I’m not sure how I’m going to reconcile going back to cooking in washington… with a view of my overgrown front yard and the neighbours’ house across the road (who by the way avoid eye contact like it’s contagious)… BUT, good god, that view was fun for a little bit. whilst we were in the garden isle, we attacked local fish like it was going out of season (which, by the way, it wasn’t). we assaulted the ahi, we mauled the moonfish, we murdered the mahi mahi… should there be an overfishing (or over-alliterating) problem off the coast of kauai this year, the fuller family might be directly responsible.
of the many dishes we cooked, one of the first (and most memorable) was bobby flay’s mahi mahi (the fish so nice they named it twice!!) with yellow pepper-cilantro pesto. sweet and pungent, yet not overpowering enough to overwhelm the mahi2, this was the pesto that dreams were made of. (even if you were using the broken blender that came with the house rental, which slowly sprayed you a greenish hue as it lamely attempted to process.)

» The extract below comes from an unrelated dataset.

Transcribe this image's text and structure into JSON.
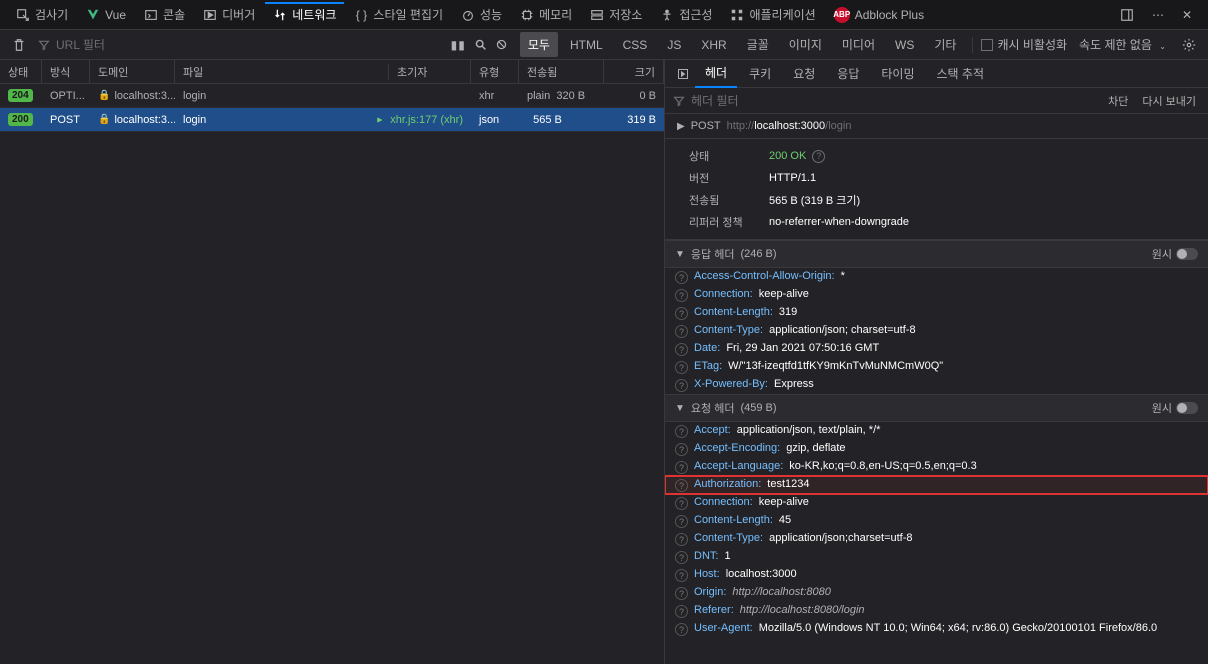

barbecued mahi mahi with yellow pepper-cilantro pesto (adapted a titch from bobby flay)
rub:
2 tablespoons spanish paprika
1 tablespoon ancho chile powder
2 teaspoons ground cumin
2 teaspoons dark brown sugar
1 teaspoon chile de arbol powder
1 teaspoon kosher salt
1 teaspoon coarsely ground black pepper
(truth: i was on vacation, away from my spice cabinet. i used some chile powder, paprika, and salt & pepper. done.)

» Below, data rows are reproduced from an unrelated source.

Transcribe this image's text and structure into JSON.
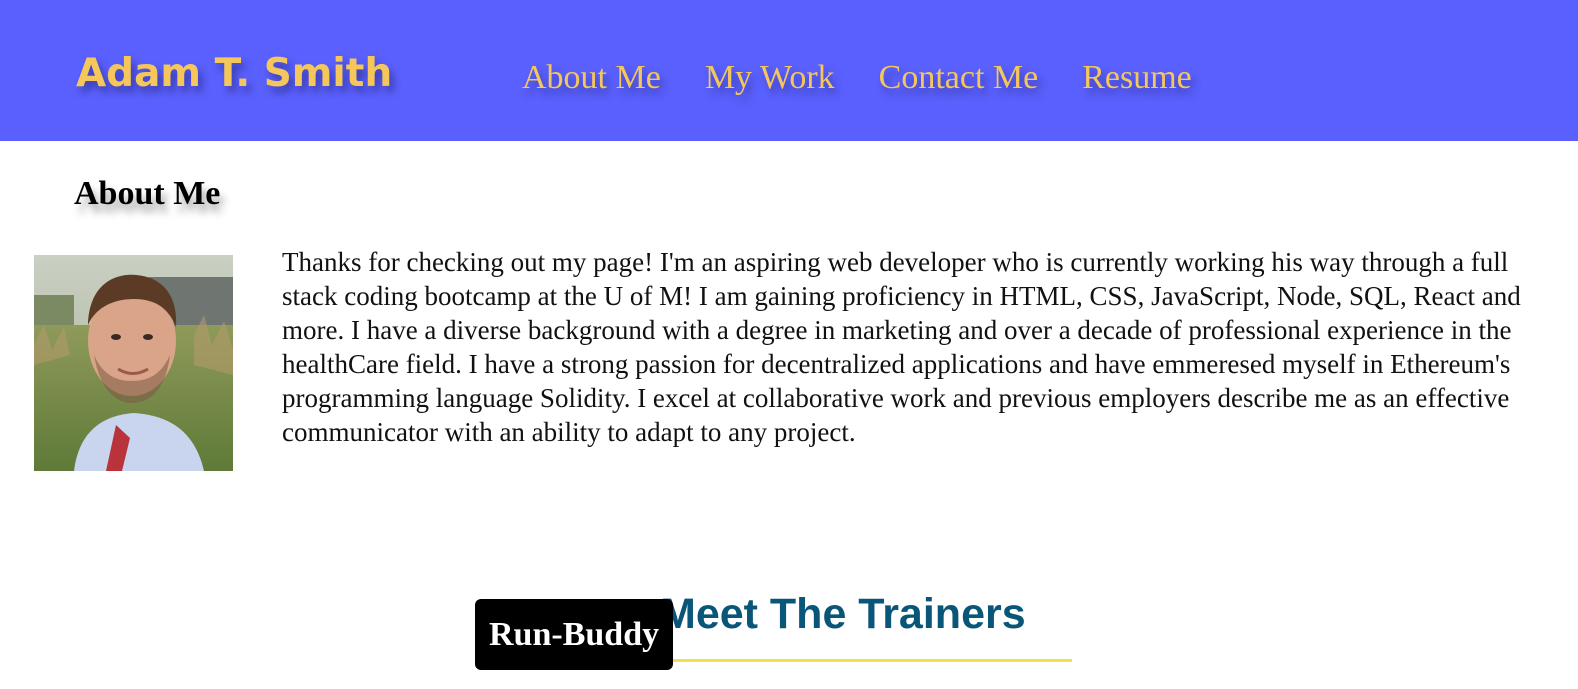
{
  "header": {
    "brand": "Adam T. Smith",
    "nav": [
      "About Me",
      "My Work",
      "Contact Me",
      "Resume"
    ]
  },
  "about": {
    "title": "About Me",
    "bio": "Thanks for checking out my page! I'm an aspiring web developer who is currently working his way through a full stack coding bootcamp at the U of M! I am gaining proficiency in HTML, CSS, JavaScript, Node, SQL, React and more. I have a diverse background with a degree in marketing and over a decade of professional experience in the healthCare field. I have a strong passion for decentralized applications and have emmeresed myself in Ethereum's programming language Solidity. I excel at collaborative work and previous employers describe me as an effective communicator with an ability to adapt to any project."
  },
  "work": {
    "project": {
      "label": "Run-Buddy",
      "preview_heading": "Meet The Trainers"
    }
  },
  "colors": {
    "header_bg": "#5a60fd",
    "accent": "#f5c75b",
    "preview_heading": "#0a5678",
    "preview_underline": "#f4e04d"
  }
}
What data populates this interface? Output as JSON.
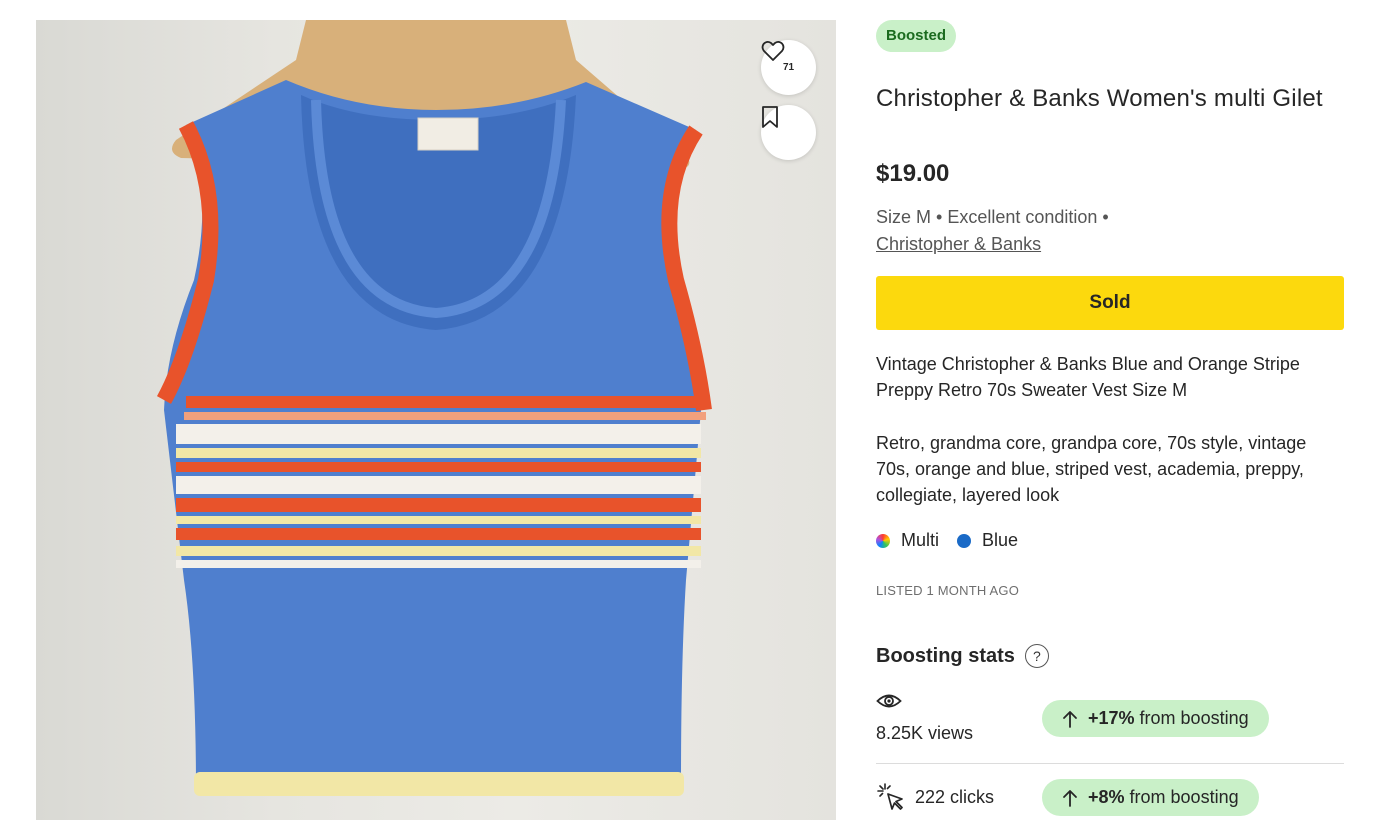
{
  "listing": {
    "badge": "Boosted",
    "title": "Christopher & Banks Women's multi Gilet",
    "price": "$19.00",
    "meta_prefix": "Size M • Excellent condition •",
    "brand_link": "Christopher & Banks",
    "status_button": "Sold",
    "description": [
      "Vintage Christopher & Banks Blue and Orange Stripe Preppy Retro 70s Sweater Vest Size M",
      "Retro, grandma core, grandpa core, 70s style, vintage 70s, orange and blue, striped vest, academia, preppy, collegiate, layered look"
    ],
    "colors": [
      {
        "name": "Multi",
        "swatch": "multi"
      },
      {
        "name": "Blue",
        "swatch": "#1a6ac7"
      }
    ],
    "listed": "LISTED 1 MONTH AGO"
  },
  "photo": {
    "like_count": "71",
    "icons": [
      "heart-icon",
      "bookmark-icon"
    ],
    "vest_colors": {
      "body": "#4f7fce",
      "trim": "#e8532b",
      "stripe_light": "#f2e7a6",
      "stripe_white": "#f3f0ea",
      "hanger": "#c99a63"
    }
  },
  "boosting": {
    "title": "Boosting stats",
    "help_icon": "?",
    "stats": [
      {
        "icon": "eye-icon",
        "value": "8.25K views",
        "change": "+17%",
        "suffix": "from boosting"
      },
      {
        "icon": "cursor-click-icon",
        "value": "222 clicks",
        "change": "+8%",
        "suffix": "from boosting"
      }
    ],
    "accent": "#c9f0c8"
  }
}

yellow pepper-cilantro pesto:
2 large yellow bell peppers, grilled, peeled, seeded and chopped (truth: i had a bunch of baby orange/red peppers on hand. they did fantastically.)
1 clove garlic, chopped
2 tablespoons pine nuts
1 cup chopped fresh cilantro leaves
3 tablespoons grated parmesan
1/2 cup extra virgin olive oil
1 teaspoon kosher salt
1 teaspoon freshly grated pepper
mahi mahi:
4 mahi mahi fillets 8 ounces each (or more. you’re on holiday. live a little)
4 teaspoons olive oil
spice rub
cilantro leaves
directions
combine all the rub ingredients in a small bowl.

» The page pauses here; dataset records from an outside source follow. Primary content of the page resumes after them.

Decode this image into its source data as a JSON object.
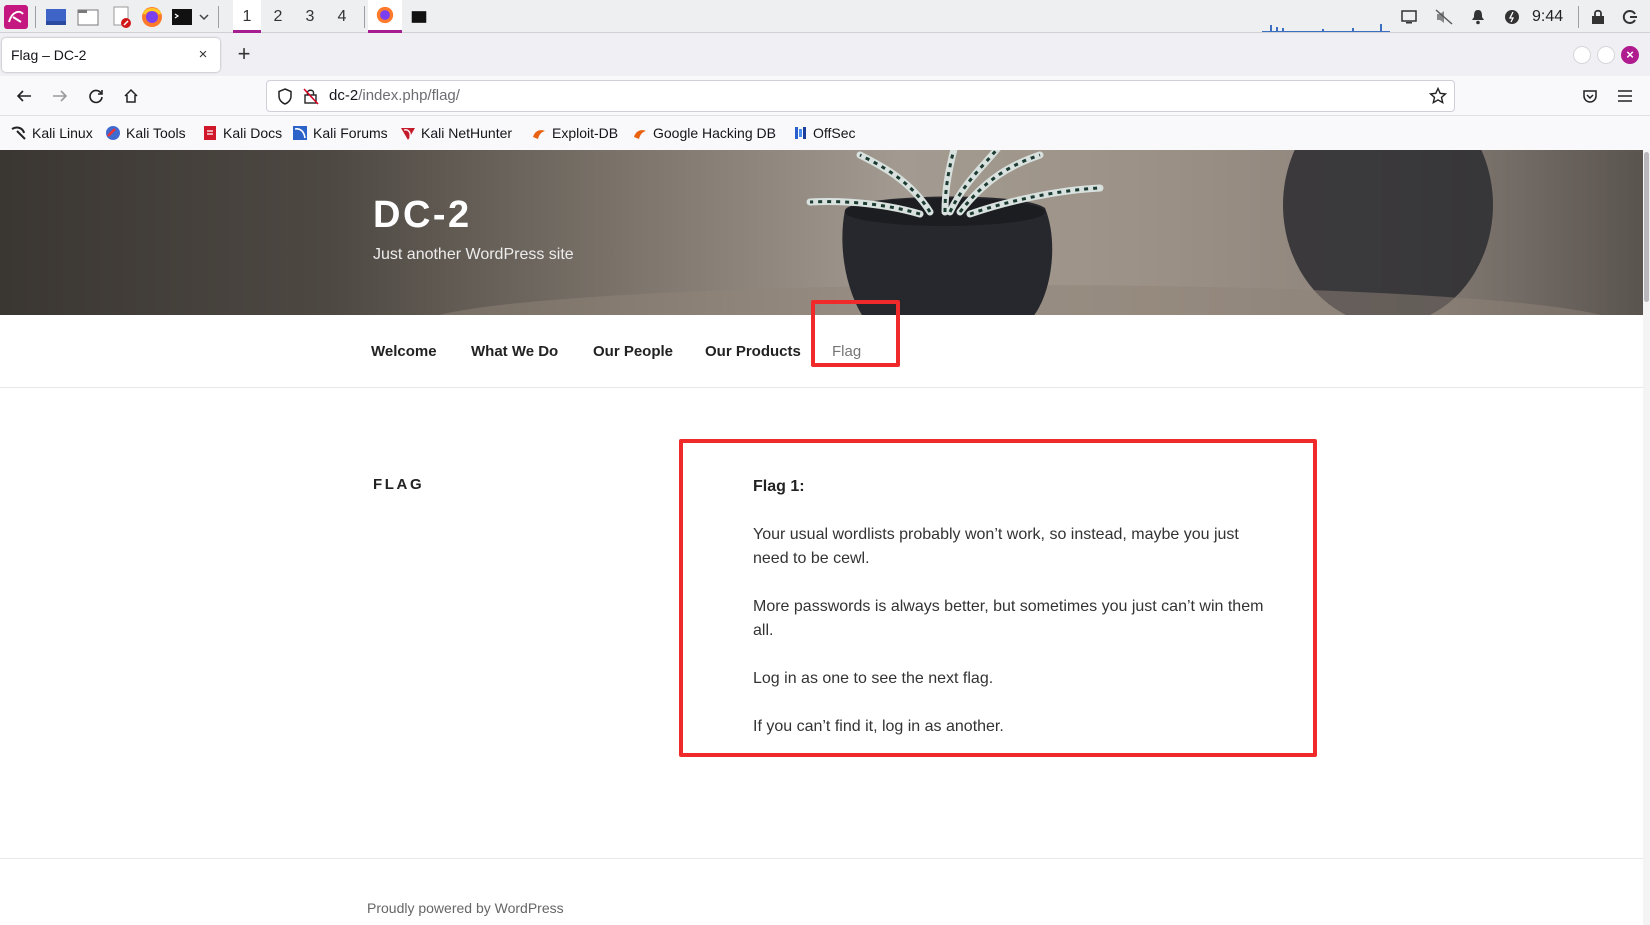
{
  "taskbar": {
    "workspaces": [
      "1",
      "2",
      "3",
      "4"
    ],
    "clock": "9:44"
  },
  "browser": {
    "tab_title": "Flag – DC-2",
    "tab_close": "×",
    "new_tab": "+",
    "url_host": "dc-2",
    "url_path": "/index.php/flag/",
    "bookmarks": [
      "Kali Linux",
      "Kali Tools",
      "Kali Docs",
      "Kali Forums",
      "Kali NetHunter",
      "Exploit-DB",
      "Google Hacking DB",
      "OffSec"
    ]
  },
  "site": {
    "title": "DC-2",
    "description": "Just another WordPress site",
    "menu": [
      "Welcome",
      "What We Do",
      "Our People",
      "Our Products",
      "Flag"
    ]
  },
  "page": {
    "heading": "FLAG",
    "paragraphs": [
      "Flag 1:",
      "Your usual wordlists probably won’t work, so instead, maybe you just need to be cewl.",
      "More passwords is always better, but sometimes you just can’t win them all.",
      "Log in as one to see the next flag.",
      "If you can’t find it, log in as another."
    ]
  },
  "footer": {
    "powered_by": "Proudly powered by WordPress"
  },
  "colors": {
    "highlight": "#f02a2a",
    "kali_accent": "#a51d8e"
  }
}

place peppers, garlic, pine nuts, cilantro and cheese in a (broken) food processor and process until combined. with the motor running, add the oil and process until emulsified and season with salt and pepper, to taste.
(side note, pesto is one of those things that is marvelously adaptable. no pine nuts? great, use almonds!! no parmesan? fab, use manchego!! no cilantro? throw some basil in there and be done! there really is a rarely more adaptable recipe out there. give me a jar of marmite and a bag of frazzles and i just might be able to cobble a pesto out of it. maybe.)
heat grill to high and brush each fillet on both sides with oil and rub. place on the grill and cook until slightly charred and a crust has formed, about 2 to 3 minutes. turn the fish over and grill for 3 to 4 minutes longer or until cooked to medium doneness. top each fillet with a few tablespoons of the pesto and garnish with cilantro leaves.
enjoy with tiki torches and view of stoned surfers parked by the beach thinking they’re being awfully stealthy. (hint to surfers: think again. you're really not.) and after 2 weeks of eating delicious fish, don't despair when darling daughter responds that her favourite fish is bacon. 'cause let's be honest, all things bobby and pesto and mahi2 considered, she might be onto something...
That was seriously your view? How did you manage to pack up and come back? Be-you-ti-ful.